Research shows low SES consumers have proximal focus and thus prefer immediately-enjoyable hedonic products. These findings, however, focused on “economic” aspects of SES, neglecting the second understudied “socio-cultural” aspect. We posit low social status can instead increase utilitarian choices, by cueing a lack of cultural capital—i.e., internalized knowledge, skills and behaviors reflecting cultural competence. When consumers perceive low status, they turn to building cultural capital, which requires responsible behaviors. Utilitarian products afford them this opportunity to act responsibly.
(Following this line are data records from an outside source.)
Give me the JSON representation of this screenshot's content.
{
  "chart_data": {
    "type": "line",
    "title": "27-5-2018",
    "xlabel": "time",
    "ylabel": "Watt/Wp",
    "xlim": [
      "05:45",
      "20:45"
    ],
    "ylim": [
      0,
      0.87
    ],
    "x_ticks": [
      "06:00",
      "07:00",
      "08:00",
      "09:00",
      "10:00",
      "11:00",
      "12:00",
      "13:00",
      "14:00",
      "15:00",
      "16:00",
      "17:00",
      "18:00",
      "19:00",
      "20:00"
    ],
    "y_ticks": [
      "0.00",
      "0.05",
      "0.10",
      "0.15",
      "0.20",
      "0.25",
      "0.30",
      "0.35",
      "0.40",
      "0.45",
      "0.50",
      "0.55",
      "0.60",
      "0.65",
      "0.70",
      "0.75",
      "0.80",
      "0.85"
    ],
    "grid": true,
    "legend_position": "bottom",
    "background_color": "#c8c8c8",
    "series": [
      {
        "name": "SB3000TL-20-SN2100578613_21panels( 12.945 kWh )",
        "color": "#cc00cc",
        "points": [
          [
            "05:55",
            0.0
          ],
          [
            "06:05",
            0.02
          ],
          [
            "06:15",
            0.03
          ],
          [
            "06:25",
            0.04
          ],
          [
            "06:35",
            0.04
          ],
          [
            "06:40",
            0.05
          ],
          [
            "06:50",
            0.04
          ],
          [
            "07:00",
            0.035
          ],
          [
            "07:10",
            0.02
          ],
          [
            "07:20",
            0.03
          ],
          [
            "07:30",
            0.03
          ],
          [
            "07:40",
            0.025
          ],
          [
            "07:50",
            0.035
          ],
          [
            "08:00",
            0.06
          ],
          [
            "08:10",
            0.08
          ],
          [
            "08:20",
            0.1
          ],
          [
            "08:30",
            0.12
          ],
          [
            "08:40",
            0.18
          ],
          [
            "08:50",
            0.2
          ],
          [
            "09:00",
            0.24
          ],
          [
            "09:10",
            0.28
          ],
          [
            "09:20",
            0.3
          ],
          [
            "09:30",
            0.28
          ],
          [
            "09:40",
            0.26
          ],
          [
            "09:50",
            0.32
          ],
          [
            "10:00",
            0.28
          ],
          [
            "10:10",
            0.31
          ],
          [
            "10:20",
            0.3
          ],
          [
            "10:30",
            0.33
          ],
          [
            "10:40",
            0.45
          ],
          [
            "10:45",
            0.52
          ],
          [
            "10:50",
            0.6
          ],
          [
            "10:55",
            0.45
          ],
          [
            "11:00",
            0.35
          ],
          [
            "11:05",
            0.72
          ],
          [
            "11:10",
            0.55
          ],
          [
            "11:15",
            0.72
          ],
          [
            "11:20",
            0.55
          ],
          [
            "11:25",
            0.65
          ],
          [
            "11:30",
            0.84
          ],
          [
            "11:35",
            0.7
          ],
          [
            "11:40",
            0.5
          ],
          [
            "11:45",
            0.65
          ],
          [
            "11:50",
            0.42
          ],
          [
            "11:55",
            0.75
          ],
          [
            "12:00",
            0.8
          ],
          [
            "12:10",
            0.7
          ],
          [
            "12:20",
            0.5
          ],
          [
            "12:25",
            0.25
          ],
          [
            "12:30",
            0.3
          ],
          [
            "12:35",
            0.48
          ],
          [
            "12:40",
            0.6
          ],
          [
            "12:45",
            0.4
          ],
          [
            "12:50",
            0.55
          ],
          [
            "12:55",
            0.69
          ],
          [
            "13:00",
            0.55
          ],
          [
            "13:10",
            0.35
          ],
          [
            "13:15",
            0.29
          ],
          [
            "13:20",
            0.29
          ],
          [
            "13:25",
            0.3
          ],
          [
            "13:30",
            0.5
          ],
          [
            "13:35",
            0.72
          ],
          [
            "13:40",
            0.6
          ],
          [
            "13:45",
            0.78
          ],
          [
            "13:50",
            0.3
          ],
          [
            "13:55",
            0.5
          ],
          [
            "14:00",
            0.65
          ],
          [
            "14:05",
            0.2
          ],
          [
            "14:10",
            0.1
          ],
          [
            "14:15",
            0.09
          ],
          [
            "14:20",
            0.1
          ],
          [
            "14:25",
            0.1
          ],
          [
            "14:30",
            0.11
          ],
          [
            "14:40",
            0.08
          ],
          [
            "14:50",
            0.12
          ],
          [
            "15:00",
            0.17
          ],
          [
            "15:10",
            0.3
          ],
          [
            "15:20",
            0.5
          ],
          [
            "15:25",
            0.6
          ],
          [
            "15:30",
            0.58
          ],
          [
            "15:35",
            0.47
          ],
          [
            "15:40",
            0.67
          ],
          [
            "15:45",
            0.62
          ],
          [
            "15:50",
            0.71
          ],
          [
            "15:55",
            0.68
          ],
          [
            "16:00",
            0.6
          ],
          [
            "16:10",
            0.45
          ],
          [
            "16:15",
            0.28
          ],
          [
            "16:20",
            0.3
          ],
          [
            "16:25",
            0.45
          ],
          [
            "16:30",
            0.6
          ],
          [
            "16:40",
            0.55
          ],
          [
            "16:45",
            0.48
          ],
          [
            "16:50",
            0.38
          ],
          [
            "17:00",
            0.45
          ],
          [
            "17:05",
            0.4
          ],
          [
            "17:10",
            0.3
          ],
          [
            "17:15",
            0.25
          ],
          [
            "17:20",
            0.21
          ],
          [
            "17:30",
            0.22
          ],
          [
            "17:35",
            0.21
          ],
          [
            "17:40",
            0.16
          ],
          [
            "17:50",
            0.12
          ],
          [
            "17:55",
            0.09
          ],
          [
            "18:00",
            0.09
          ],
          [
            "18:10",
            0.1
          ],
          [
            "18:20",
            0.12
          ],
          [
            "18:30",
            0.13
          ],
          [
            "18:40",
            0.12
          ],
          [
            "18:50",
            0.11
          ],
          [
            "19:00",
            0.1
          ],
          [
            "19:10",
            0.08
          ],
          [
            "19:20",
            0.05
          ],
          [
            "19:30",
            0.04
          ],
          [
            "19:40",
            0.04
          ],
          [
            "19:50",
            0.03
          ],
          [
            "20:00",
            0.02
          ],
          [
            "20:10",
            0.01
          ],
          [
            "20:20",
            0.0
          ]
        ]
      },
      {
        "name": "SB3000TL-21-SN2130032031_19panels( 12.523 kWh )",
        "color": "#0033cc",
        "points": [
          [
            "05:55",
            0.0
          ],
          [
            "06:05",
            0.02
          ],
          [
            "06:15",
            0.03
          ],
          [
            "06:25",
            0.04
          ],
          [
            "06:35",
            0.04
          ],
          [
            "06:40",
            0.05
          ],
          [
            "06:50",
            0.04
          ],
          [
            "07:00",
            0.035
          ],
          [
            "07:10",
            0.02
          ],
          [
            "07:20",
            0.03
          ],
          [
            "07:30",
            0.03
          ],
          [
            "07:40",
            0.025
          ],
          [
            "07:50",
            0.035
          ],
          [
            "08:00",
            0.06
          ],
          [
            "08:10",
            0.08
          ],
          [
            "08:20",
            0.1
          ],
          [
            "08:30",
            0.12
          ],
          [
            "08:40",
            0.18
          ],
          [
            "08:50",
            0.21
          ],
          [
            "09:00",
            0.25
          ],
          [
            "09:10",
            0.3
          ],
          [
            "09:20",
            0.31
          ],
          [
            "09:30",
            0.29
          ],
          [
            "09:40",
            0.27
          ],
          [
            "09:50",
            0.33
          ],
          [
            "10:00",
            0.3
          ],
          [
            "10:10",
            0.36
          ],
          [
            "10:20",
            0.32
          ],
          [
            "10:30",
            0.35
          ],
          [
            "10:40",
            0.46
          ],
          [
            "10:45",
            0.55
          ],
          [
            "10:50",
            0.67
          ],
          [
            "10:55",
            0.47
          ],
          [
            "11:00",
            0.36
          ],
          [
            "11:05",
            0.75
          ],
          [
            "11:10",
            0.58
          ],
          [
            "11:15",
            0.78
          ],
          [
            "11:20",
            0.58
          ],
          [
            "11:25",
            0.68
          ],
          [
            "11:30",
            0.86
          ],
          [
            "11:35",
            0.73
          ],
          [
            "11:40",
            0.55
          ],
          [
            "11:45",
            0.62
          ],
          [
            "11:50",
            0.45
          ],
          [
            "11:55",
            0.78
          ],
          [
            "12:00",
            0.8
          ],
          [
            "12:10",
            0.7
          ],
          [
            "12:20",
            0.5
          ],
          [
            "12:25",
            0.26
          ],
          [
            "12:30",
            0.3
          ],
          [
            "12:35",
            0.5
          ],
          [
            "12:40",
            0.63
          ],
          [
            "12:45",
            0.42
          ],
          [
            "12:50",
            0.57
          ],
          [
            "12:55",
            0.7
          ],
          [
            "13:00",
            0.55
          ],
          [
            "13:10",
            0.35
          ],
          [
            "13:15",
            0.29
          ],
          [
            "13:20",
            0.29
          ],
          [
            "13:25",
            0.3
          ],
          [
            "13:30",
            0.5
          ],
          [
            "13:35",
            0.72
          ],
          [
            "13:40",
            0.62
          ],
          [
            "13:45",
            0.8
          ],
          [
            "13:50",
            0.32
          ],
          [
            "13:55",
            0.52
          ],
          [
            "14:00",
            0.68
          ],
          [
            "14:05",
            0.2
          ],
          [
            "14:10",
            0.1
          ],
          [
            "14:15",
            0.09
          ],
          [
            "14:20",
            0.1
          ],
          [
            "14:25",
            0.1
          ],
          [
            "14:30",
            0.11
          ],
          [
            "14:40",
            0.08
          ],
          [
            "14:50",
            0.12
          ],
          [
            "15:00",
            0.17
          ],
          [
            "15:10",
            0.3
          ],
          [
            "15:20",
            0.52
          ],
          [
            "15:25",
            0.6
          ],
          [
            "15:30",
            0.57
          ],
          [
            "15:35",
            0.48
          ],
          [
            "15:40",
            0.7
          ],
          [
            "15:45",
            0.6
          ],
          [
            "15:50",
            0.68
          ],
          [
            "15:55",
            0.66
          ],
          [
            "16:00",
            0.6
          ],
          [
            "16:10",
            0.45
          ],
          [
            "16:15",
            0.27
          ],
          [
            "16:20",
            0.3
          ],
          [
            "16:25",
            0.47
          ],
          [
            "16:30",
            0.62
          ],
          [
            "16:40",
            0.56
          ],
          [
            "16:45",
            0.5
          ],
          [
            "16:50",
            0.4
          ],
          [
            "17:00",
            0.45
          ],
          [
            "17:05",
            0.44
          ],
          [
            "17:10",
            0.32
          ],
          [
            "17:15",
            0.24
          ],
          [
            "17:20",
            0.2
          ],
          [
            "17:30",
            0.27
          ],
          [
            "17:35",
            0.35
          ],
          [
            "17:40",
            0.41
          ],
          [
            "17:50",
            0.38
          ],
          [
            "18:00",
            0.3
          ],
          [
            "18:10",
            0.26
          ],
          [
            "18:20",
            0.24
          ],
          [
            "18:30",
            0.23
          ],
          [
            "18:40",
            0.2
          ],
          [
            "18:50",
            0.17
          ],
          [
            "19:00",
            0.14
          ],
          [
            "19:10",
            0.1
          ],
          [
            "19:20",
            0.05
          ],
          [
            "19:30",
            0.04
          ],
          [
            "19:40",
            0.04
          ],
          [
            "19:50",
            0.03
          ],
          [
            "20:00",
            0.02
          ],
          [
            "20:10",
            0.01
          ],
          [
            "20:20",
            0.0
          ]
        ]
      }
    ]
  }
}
In studies 1-3, we show chronic and perceived low status increases utilitarian preferences, as does a lack of cultural capital. We then implicate process—low status people, lacking in cultural capital, chronically prefer utilitarian products, but high status people prefer utilitarian products when situationally-cued to lacking cultural capital (study 5-6). A final study provides mediating evidence as well as a boundary condition—these effects arise in private when responsible actions provide self-signals of garnering cultural capital. In social situations, low status instead increases hedonic choices. These choices provide social capital, compensating for lack of cultural capital. For policy makers we offer an important practical insight—remind low SES consumers of constraints on their cultural rather than economic capital to increase responsible private choices.
Date Published: 2023
Citations: Mas, Erick, Blair Kidwell, Aparna Labroo. 2023. Social Class and Consumer Choice: The Role of Cultural Capital.